Article talks about the worlds biggest sockeye run being the Fraser but its actually in Alaska. It does not mention the largest threat to wild salmon which is consumption. It does not mention the billions of hatchery raised salmon dumped in the ocean each year by various countries. There is a specific amount of food resources for salmon in the ocean and the vaccinated hatchery fish are out-competing BC “wild” stocks. It does not mention the fact salmon don’t recognize borders and many “BC” salmon go where food and oxygen is in the ocean and are caught by foreign countries.

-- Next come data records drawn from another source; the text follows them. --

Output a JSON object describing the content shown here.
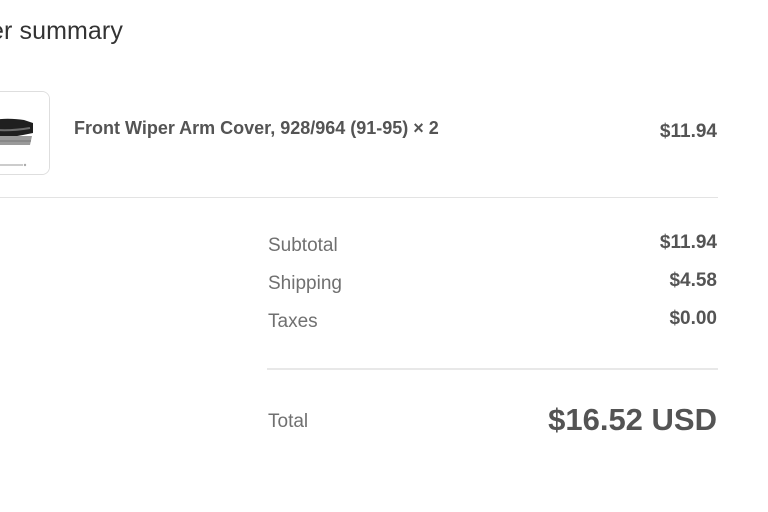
{
  "summary": {
    "title": "der summary"
  },
  "product": {
    "name": "Front Wiper Arm Cover, 928/964 (91-95) × 2",
    "price": "$11.94",
    "thumbnail_icon": "wiper-arm-cover-product-image"
  },
  "totals": {
    "subtotal_label": "Subtotal",
    "subtotal_value": "$11.94",
    "shipping_label": "Shipping",
    "shipping_value": "$4.58",
    "taxes_label": "Taxes",
    "taxes_value": "$0.00",
    "total_label": "Total",
    "total_value": "$16.52 USD"
  },
  "colors": {
    "text_primary": "#545454",
    "text_secondary": "#707070",
    "divider": "#e3e3e3",
    "thumbnail_border": "#dedede"
  }
}
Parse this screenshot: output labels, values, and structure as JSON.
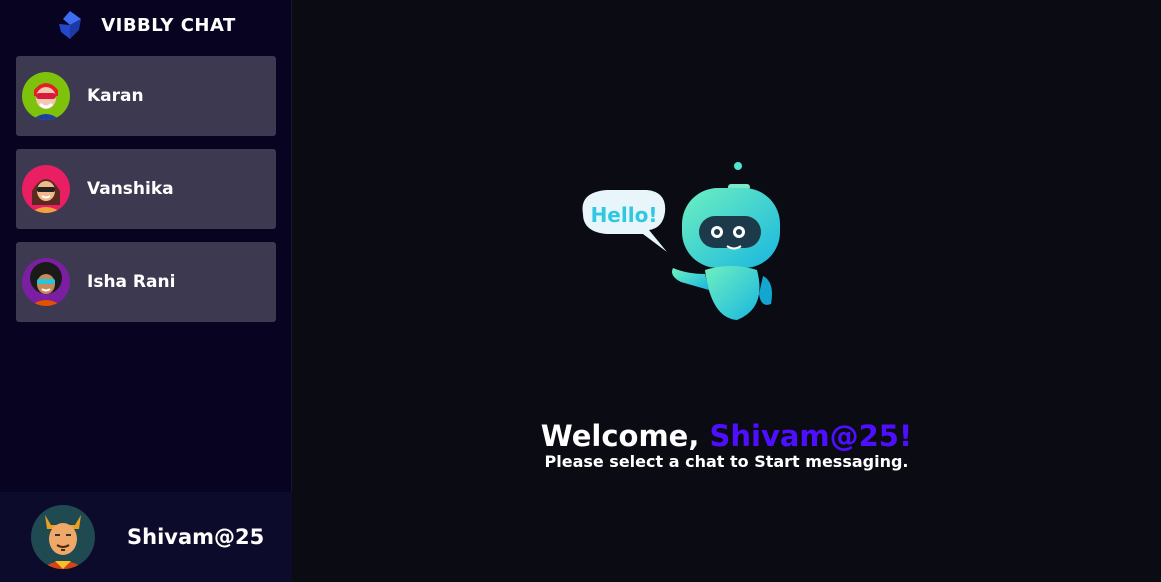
{
  "brand": {
    "name": "VIBBLY CHAT",
    "logo_icon": "brand-logo-icon"
  },
  "contacts": [
    {
      "name": "Karan",
      "avatar_icon": "avatar-karan-icon"
    },
    {
      "name": "Vanshika",
      "avatar_icon": "avatar-vanshika-icon"
    },
    {
      "name": "Isha Rani",
      "avatar_icon": "avatar-isha-icon"
    }
  ],
  "current_user": {
    "name": "Shivam@25",
    "avatar_icon": "avatar-user-icon"
  },
  "welcome": {
    "greeting": "Welcome,",
    "username": "Shivam@25!",
    "subtitle": "Please select a chat to Start messaging.",
    "illustration_text": "Hello!"
  },
  "colors": {
    "accent": "#4e0eff",
    "sidebar_bg": "#070320",
    "contact_bg": "#3d3950",
    "main_bg": "#0b0b13"
  }
}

It then references the claims of an activist who hasn’t proved anything, and the article provides no references for its scientific statements, because the statements are opinions, not scientific fact.

The article lays the blame to salmon farms which plays only a very small part of the story, and omits many other factors which have much greater influence. Omitting consumption as a threat shows the writer is not using any scientific basis for its conclusions.

Why? Well funding of course. Suzuki receives a great deal of money from foreign sources who want to paint salmon farms as 100% bad, and “wild” hatchery fish as 100% great. Salmon farms keep salmon prices low and supply a large part of the demand for salmon. “Wild” salmon industries want prices to increase and removing farmed salmon is one way to increase prices.

Removing salmon farms from the ocean is an industry, not a scientific conclusion, and Suzuki and its ilk are all part of the problem. Salmon will continue to suffer, because the focus is not on saving salmon, but removing salmon farms.